Mr Kennedy, a member of one of the most famous Democratic families in US politics, was running a longshot primary bid and has better favourability ratings among Republicans than Democrats.
It is unclear whether Republican support would translate to a general election when Mr Kennedy would be running against Donald Trump. Both Biden and Trump allies have questioned whether Kennedy would be a spoiler against their candidate.
President Joe Biden’s allies so far have dismissed Mr Kennedy’s primary campaign as “unserious”. Asked for comment on his potential independent run, a Democratic National Committee spokesman responded with an eye roll emoji.
Among Mr Kennedy’s fans in the crowd were several voters who said they do not identify as Democratic or Republican and view Mr Kennedy as a truth teller and a breath of fresh air.
“He tells it how it is,” said Julia Hill, a 23-year-old student from New Jersey. “He doesn’t sound like a politician.”
Other supporters, such as Brent Snyder, a disabled veteran from south Philadelphia, said they had voted for Mr Trump in the past but were looking for a change.
“The last couple years I’ve been noticing the Republican Party’s been going a way I didn’t like,” Mr Snyder said. “Not that I agree with everything that’s happening to Trump, but I think right now he has more baggage than his country needs. The division right now is just terrible. We need someone to bring both sides together to make us work.”
Monday’s announcement comes less than a week after the progressive activist Cornel West abandoned his Green Party bid in favour of an independent White House run.
Meanwhile, the centrist group No Labels is actively securing ballot access for a yet-to-be-named candidate.
Mr Kennedy has spent weeks accusing the Democratic National Committee (DNC) of “rigging” the party’s primary against him and threatening that he might need to consider alternatives.
In campaign emails and videos, he blasted the DNC’s decision not to host debates between Mr Biden and other candidates and railed against the committee’s plan to give South Carolina rather than Iowa or New Hampshire the leadoff spot on the primary calendar this election cycle.
“If they jam me, I’m going to look at every option,” he said in September.

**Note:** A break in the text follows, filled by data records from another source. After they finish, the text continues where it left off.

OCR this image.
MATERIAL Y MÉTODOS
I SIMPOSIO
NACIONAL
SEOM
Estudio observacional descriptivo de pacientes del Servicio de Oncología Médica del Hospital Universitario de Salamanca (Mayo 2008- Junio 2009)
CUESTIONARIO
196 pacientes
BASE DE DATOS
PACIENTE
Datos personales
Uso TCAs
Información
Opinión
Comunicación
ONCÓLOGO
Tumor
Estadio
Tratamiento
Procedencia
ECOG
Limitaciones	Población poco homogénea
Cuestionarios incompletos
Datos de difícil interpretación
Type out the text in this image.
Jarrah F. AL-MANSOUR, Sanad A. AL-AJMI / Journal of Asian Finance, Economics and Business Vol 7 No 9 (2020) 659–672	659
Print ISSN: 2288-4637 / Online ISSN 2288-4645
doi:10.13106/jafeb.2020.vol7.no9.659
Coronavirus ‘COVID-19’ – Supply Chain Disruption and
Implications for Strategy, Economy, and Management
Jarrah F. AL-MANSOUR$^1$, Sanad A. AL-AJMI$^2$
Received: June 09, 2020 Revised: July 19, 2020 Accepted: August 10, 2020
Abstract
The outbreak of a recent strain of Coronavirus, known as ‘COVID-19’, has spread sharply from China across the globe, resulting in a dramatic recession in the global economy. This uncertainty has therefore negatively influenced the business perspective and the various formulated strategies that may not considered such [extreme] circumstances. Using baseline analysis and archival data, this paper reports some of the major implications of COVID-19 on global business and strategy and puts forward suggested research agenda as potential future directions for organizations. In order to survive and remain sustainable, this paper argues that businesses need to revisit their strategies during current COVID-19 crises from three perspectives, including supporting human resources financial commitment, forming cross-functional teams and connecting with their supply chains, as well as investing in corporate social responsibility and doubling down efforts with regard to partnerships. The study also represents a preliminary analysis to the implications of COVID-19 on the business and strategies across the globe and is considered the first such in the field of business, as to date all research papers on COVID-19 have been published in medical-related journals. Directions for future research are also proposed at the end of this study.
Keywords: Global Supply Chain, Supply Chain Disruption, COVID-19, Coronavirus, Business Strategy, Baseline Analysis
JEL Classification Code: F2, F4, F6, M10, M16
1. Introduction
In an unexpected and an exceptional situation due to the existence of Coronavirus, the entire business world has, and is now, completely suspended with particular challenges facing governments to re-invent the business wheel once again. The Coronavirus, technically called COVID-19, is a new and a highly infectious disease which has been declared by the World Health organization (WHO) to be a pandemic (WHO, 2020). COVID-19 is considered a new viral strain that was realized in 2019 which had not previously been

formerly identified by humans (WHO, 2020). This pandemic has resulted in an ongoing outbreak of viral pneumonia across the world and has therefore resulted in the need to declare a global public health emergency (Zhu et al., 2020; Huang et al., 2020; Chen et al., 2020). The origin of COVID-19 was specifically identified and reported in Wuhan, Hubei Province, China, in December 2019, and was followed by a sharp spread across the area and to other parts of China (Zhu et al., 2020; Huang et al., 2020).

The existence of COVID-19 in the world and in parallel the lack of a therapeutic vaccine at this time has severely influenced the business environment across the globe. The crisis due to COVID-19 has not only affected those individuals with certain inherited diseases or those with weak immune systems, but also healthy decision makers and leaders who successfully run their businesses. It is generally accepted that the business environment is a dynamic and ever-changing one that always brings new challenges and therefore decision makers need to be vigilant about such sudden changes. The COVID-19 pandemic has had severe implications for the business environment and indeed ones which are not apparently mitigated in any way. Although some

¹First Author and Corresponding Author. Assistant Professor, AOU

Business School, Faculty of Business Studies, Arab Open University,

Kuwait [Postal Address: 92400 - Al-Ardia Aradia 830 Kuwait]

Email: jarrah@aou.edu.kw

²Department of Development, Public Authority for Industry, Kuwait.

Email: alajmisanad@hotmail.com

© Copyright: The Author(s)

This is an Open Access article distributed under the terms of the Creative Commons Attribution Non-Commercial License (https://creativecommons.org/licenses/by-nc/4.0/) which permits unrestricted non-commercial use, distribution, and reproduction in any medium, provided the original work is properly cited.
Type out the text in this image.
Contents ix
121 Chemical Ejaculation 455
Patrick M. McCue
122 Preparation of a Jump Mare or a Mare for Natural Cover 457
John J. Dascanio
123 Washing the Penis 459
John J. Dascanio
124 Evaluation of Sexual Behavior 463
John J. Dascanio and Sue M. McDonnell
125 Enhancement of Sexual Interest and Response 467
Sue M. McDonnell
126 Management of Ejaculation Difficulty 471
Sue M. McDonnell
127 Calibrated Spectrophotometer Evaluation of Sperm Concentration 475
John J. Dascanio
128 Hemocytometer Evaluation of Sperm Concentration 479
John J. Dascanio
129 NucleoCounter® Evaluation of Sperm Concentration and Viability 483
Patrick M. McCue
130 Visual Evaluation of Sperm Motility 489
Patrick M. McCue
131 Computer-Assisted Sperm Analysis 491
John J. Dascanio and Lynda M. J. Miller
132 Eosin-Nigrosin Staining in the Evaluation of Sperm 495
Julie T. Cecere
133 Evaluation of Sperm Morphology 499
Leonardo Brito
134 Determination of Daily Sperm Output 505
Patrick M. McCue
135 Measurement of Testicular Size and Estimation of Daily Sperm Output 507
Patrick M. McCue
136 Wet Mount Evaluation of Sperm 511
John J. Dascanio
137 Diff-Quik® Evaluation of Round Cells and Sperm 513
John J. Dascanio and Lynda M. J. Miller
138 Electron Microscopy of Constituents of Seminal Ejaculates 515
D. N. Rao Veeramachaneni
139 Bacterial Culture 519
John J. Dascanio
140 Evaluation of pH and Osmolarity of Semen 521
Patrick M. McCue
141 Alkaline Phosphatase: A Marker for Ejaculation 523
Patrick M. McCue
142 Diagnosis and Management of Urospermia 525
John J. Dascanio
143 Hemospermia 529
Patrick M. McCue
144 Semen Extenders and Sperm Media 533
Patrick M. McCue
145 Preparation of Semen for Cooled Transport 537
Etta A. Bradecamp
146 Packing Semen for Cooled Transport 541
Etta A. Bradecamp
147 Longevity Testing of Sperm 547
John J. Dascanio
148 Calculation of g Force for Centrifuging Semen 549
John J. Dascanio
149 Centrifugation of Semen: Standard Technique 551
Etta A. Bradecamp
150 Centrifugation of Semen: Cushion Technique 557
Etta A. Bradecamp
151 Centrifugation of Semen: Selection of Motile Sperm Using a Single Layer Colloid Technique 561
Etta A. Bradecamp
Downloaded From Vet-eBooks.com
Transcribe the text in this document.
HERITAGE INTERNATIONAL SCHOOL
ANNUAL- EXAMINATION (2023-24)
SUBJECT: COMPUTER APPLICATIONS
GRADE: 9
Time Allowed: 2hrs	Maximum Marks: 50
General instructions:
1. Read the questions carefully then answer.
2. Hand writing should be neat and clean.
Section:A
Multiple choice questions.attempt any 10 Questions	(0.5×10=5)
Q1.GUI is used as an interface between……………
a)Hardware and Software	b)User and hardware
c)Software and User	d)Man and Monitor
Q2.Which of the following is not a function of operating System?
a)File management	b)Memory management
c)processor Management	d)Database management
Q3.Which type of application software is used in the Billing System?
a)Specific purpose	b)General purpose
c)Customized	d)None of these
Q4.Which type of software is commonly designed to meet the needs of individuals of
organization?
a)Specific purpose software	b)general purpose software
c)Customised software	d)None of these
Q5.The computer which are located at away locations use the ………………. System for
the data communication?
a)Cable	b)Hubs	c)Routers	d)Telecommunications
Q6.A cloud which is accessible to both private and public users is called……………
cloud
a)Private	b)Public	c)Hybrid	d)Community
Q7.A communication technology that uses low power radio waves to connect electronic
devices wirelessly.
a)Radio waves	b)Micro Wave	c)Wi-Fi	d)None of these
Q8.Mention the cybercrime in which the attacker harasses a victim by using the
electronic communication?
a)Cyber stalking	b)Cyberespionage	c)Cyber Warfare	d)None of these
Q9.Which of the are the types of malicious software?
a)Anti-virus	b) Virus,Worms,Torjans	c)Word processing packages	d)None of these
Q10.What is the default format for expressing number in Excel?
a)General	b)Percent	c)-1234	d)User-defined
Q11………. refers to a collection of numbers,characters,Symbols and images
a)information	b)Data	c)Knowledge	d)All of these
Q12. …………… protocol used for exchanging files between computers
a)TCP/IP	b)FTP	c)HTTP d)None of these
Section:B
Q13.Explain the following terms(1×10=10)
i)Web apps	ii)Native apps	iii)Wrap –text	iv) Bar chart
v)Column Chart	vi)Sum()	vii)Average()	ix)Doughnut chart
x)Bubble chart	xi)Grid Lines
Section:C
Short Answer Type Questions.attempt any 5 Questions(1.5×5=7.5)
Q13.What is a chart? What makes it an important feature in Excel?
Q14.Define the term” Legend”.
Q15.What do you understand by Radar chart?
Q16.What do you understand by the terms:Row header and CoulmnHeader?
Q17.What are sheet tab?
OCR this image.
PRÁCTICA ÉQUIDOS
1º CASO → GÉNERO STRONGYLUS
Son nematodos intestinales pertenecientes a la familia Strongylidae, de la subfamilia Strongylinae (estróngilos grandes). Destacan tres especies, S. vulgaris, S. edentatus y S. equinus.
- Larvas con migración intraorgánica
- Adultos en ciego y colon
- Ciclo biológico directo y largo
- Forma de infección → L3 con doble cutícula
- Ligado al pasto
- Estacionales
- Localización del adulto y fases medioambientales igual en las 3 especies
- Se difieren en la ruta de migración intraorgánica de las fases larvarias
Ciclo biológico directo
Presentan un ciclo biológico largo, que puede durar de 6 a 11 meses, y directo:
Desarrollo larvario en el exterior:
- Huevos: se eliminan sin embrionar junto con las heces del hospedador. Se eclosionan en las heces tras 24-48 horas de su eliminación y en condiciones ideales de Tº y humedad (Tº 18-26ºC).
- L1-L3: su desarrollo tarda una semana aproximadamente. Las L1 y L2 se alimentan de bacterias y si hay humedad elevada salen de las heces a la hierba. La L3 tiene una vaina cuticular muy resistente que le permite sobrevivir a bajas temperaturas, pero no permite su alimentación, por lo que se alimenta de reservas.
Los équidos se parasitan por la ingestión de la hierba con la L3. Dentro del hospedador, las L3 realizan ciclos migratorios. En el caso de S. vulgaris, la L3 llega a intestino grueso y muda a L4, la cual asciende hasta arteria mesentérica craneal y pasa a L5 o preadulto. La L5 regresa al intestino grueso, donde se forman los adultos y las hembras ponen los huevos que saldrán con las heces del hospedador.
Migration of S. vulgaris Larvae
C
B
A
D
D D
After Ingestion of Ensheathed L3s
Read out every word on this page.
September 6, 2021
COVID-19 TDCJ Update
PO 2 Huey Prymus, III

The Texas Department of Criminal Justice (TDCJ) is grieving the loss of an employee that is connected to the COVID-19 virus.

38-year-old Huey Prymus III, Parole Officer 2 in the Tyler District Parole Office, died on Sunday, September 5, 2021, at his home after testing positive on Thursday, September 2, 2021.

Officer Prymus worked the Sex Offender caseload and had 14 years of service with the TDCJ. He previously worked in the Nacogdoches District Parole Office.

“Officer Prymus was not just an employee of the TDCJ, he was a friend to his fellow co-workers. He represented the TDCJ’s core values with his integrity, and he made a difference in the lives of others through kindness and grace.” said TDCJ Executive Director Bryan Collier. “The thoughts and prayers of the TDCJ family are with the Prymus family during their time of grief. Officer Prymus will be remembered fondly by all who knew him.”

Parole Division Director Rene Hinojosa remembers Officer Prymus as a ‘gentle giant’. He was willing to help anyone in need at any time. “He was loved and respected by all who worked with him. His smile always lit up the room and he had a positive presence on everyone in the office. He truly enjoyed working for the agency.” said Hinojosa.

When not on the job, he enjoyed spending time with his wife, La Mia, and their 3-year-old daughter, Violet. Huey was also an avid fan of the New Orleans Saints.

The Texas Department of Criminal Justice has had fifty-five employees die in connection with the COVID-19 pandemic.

Last month, Joseph Mercola, an influential anti-vaccine doctor who is allied with Mr Kennedy, ran a poll on X, formerly known as Twitter, asking if Mr Kennedy should quit the party.
While Mr Kennedy has long identified as a Democrat and frequently invokes his late father, Senator Robert F Kennedy, and his uncle former president John F Kennedy on the campaign trail, he has built close relationships with far-right figures in recent years.
He appeared on a channel run by the Sandy Hook conspiracy theorist Alex Jones and headlined a stop on the ReAwaken America Tour, the Christian nationalist road show put together by Mr Trump’s former national security adviser Michael Flynn.
He also has gained support from some far-right conservatives for his fringe views, including his vocal distrust of Covid-19 vaccines, which studies have shown are safe and effective against severe disease and death.
Mr Kennedy’s anti-vaccine organisation, Children’s Health Defence, currently has a lawsuit pending against a number of news organisations, among them The Associated Press, accusing them of violating antitrust laws by taking action to identify misinformation, including about Covid-19 and Covid-19 vaccines.
Mr Kennedy took leave from the group when he announced his run for president but is listed as one of its lawyers in the lawsuit.